The women also were more talkative, more willing to express their emotions, she says. The men were somewhat closed off about their feelings.
“The women seemed to be more, I don’t know, very open to the community element we were trying to create,” she says. “They were very open with their stories, willing to share, everything like that. It would get emotional a lot of the times.
But Wright believes she could’ve gotten the men to loosen up if she’d had more time.
“If I had worked with them longer, there would’ve been more of that, too. But it could have been the nature of the assignments we were doing. We didn’t always get too, too personal. It just didn’t always evolve that way.”
As might be expected, before she began going to the jails, friends and relatives wondered about her safety. “My mom was not excited about it whatsoever,” she says.
She admits to a bit of nervousness the first time she enter the Bradley County jail, but the slightly rattled nerves dropped away after working with the prisoners.
“Once you’re in there working with them, you realize this program is a huge privilege to them, and they would never do anything to risk losing that privilege,” she explains.
The inmates rarely talked about the crimes that brought the inmates to the jails and they weren’t pressed to go into it, Wright says. It wasn’t relevant.
“That was definitely a topic we avoided. If they wanted to talk about their sentence, they could.”
At the same time that the inmates were learning new skills and coping mechanisms, Wright says she learned “so much” on her own.

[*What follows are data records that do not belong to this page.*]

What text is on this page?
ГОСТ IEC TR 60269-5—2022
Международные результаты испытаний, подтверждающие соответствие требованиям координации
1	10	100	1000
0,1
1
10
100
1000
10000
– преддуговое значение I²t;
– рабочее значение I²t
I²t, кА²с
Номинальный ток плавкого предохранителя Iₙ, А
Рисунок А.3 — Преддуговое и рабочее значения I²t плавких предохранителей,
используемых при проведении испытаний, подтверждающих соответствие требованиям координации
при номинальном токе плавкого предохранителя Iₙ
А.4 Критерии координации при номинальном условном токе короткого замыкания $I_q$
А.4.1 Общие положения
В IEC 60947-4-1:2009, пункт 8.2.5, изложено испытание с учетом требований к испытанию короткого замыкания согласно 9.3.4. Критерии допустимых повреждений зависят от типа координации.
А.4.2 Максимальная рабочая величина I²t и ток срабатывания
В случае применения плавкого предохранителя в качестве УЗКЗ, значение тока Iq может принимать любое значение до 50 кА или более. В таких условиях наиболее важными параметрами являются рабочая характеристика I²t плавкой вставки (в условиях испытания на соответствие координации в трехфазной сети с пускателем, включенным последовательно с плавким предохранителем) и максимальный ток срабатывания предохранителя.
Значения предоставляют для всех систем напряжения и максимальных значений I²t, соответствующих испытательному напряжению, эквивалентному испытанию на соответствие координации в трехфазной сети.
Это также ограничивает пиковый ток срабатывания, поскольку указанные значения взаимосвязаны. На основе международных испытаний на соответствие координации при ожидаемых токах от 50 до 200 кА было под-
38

“I learned so much about people and situations. Sometimes bad things just happen in a row and they get to this point. But I definitely am of the belief that people want a second chance. When they’re given an opportunity to show it, they absolutely will go above and beyond.
“We think of the education, if they can at least come out of the program with the certificate, maybe it will inspire them to go back to school or to finish or they can take it to jobs and say, ‘I know I have a record, but this is what I did with my time.’”
Mary Marr
Great story! Congratulations, Haven, for graduating and also for taking a chance on this program. Wish you the best.
Linda Frost
Go Haven!!!! Great work and great compassion!